His uncle Mick asked Benedict if he would mow the lawn of the old lady at the cottage, which he did, then clean out the cowsheds at the farm, which he did, then take some eggs to the local shop, which he did. It was a hot day, he felt a thirst so went to pub called the Battleaxe and ordered a pint and sat and drank it slow outside in the sun. He thought of the clarinet he'd brought with him, the jazz he played in the front lounge, which his aunt Eileen said was very good. Do you still have and play your accordion? he asked her. No, she said not now; I've not played for years. He remembered her playing and singing Goodnight Irene on it when he had stayed as a kid. Long ago now, he thought, finishing his pint. He also mused on his recent visited to see the MJQ in the City and afterwards he met the band on the coach at the back. Asked questions, got autographs.

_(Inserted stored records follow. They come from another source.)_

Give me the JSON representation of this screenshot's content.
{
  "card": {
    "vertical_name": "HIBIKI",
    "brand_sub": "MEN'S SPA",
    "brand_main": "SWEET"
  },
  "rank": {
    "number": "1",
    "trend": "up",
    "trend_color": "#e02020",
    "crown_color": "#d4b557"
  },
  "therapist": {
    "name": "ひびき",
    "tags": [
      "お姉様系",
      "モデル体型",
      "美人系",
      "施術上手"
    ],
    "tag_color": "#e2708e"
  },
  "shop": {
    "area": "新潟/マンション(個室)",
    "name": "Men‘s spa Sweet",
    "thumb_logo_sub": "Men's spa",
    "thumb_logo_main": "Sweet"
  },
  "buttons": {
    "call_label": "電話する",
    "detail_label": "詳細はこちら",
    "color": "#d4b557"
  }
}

Then another visit to the City with his two cousins to watch them do their martial arts and afterwards showed them judo moves he and his friends had done a few years before. He took his empty glass to the counter of the pub and walked out in the sunshine wondering what his uncle Mick would have lined up for him next. There was talk of digging trenches in the churchyard some evening to lay pipes to the church and there was that mowing of the grass he'd been shown the other day. Yes, he'd do that now, he thought, while the sun was out, the grass dry. The mower was in a shed at the back, one

of those modern jobs, less work, less elbow grease, less sweat. But also, those peas to pick and schuck for his aunt. He wasn't done with his chores for his keep, for six weeks, least not yet.